Deep within the cells we are made of, squishy skeletons feel the effects of gravity... and respond in unexpected ways.

by Karen Miller and Dr Tony Phillips

Sculptor Kenneth Snelson's "Needle Tower" is a fragile-looking thing. Criss-crossing rods suspended by taut wires soar perilously upward 20 meters high. Surely it ought to crumble or fall over? Yet it doesn't. When the wind blows, the Needle Tower bends, not breaks. When someone shoves it, it shoves back. The tower is lightweight, strong and curiously beautiful.

Just like the skeletons of cells.

That's right, cells have skeletons. They're not made of calcium like the bones that rattle on Halloween. Cell skeletons-biologists call them cytoskeletons - consisting of protein molecules arranged into chains. Cytoskeletons give cells their shape, help cells move, and hold the nucleus in place.

Like Snelson's sculptures, cytoskeletons have 'tensegrity' - short for tensional integrity. They balance compression with tension, and yield to forces without breaking. In the Needle Tower, the wires carry tension and the rods bear compression. In a cytoskeleton, protein chains - some thin, some thick and some hollow, take the place of wires and rods. Linked together they form a stable, but flexible, structure.

NASA is interested in cytoskeletons because cytoskeletons respond to gravity. Weight can provide both tension and compression. But what happens (during space travel, for example) when weight vanishes? Do cells behave differently when their cytoskeletons relax?

Harvard cell biologist Don Ingber is a leader among researchers who have been working to find out.

"The cytoskeleton perceives gravity-or any force- through special proteins known as integrins, which poke through the cell's surface membrane," explains Ingber. Inside the cell, they're hooked to the cytoskeleton. Outside, they latch onto a framework known as the extracellular matrix - a fibrous scaffolding to which cells are anchored in our bodies.

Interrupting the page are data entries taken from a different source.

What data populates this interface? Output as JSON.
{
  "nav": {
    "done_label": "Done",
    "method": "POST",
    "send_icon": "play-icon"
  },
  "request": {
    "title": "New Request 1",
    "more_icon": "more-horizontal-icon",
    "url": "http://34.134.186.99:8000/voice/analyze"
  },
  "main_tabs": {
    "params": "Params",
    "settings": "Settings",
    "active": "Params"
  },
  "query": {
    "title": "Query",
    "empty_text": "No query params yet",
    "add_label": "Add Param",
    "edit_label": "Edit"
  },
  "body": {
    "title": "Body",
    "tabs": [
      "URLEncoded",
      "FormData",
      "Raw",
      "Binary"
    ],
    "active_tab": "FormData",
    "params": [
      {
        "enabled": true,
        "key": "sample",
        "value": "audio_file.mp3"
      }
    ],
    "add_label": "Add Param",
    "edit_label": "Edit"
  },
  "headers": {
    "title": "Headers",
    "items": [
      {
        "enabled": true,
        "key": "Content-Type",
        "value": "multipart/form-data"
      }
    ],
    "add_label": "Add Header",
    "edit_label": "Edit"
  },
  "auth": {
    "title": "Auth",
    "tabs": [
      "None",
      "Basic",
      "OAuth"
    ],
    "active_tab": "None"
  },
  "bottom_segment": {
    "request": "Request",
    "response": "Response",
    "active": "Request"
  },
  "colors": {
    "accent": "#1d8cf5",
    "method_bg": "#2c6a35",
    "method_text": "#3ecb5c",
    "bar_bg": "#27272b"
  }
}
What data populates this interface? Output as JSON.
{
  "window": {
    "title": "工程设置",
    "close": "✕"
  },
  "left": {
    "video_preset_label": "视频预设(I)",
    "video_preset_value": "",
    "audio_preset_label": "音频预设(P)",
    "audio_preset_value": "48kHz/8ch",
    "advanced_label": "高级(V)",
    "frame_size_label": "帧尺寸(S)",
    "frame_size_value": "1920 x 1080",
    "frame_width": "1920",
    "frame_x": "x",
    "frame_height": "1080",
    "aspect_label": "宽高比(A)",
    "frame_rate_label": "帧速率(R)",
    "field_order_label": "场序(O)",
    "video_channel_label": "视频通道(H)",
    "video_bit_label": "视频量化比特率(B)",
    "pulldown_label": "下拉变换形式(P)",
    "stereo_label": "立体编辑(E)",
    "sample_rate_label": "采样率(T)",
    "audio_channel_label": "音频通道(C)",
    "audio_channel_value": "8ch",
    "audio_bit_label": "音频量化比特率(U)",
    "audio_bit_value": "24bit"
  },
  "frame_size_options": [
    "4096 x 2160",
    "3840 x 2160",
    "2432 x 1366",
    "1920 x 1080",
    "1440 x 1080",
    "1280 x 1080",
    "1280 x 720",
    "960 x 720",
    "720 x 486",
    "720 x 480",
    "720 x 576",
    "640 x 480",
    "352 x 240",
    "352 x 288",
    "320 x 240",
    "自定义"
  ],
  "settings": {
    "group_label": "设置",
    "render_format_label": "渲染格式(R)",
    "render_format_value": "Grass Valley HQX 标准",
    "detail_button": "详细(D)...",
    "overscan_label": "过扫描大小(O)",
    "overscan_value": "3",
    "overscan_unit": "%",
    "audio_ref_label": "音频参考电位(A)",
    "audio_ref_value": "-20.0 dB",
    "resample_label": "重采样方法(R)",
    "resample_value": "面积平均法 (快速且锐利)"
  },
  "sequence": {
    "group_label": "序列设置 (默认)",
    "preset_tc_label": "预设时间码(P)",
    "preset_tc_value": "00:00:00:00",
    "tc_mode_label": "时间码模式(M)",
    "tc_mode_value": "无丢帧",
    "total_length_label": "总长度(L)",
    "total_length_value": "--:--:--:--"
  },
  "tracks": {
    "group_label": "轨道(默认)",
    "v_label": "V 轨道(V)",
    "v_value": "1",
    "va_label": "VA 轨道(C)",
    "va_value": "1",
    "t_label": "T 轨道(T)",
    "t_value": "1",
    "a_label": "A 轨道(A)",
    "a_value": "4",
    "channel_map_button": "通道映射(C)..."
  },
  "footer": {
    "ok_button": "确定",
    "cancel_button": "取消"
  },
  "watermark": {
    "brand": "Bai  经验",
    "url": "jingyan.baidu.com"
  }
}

Ingber and his colleagues have shown that when integrins move, the cytoskeleton stiffens. They did it by coating small magnetic beads, about 1 to 10 microns in size, with special molecules that bind to integrins. They attached the beads to the integrins and then applied a magnetic field.

"The beads turned and tried to align with the field, just like a compass needle would want to align with the earth's magnetic field," explains Ingber. The beads twisted the integrins and, in turn, tweaked the cytoskeleton. As more stress was applied, the cytoskeleton became stiffer and stiffer. In fact, it become so stiff that the beads couldn't be turned much past a few degrees!

more Cytoskeletons of human endothelial cells glow green in this immunofluorescent micrograph. The filaments meet in triangular structures resembling a geodesic dome - an example of tensegrity.

Tugging on integrins not only caused the cytoskeleton to stiffen, it also activated certain genes. "Activating a gene" means coaxing a gene to generate RNA and proteins. That's important because proteins are little messages that signal the cell to take action. Tickling the cytoskeleton, it seems, can make cells switch between different genetic programs.

Even before the magnetic bead experiment, Ingber's group at Harvard had already discovered a link between cell geometry and cell behaviour. In one experiment they forced living cells to take on different shapes - spherical or flattened, square or round - by placing them on tiny adhesive islands of extracellular matrix. Cells that were flat and stretched tended to divide. Cells that were round and cramped tended to die.

Says Ingber: "Mechanical restructuring of the cell and cytoskeleton apparently tells the cell what to do."

Very flat cells with taut cytoskeletons somehow sense that more cells are needed-to cover a cut, for example. Rounder, cramped cells might sense an overpopulation problem and decide it's time to die and make room for others. In either case, they are responding to a control system in which the shape-shifting cytoskeleton serves as a switching mechanism.

The potential implications of this research are vast - and not limited to space travel. It has already led to a prospective cancer treatment based on changes in cell shape. And it could provide new treatments for osteoporosis, cardiac disease, lung problems and developmental abnormalities. Every tissue in the body, says Ingber, has some disease that results from cells responding abnormally to mechanical forces.

"By pursuing the question of how cells sense gravity we've uncovered entirely new aspects of cell regulation."

Ingber believes that tensegrity is a core organising principle of the entire physical world. Self-stabilizing structures form spontaneously at every scale - cytoskeletons are merely one example. Another would be spherical carbon molecules called "BuckyBalls" that look like atomic soccer balls. Clay molecules also arrange themselves into tensegrity patterns that some researchers think harboured the first microscopic life forms on Earth. Even the universe itself, with its black holes (compression) and gravitationally linked galaxies (tension), may be a tensegrity structure.

"I gave a talk once at NASA on evolutionary biology," he recalls. "The last slide of my talk was a picture of the universe: super clusters of galaxies. Next to it was a one of capillary cells in a dish, formed into networks. The two pictures looked identical."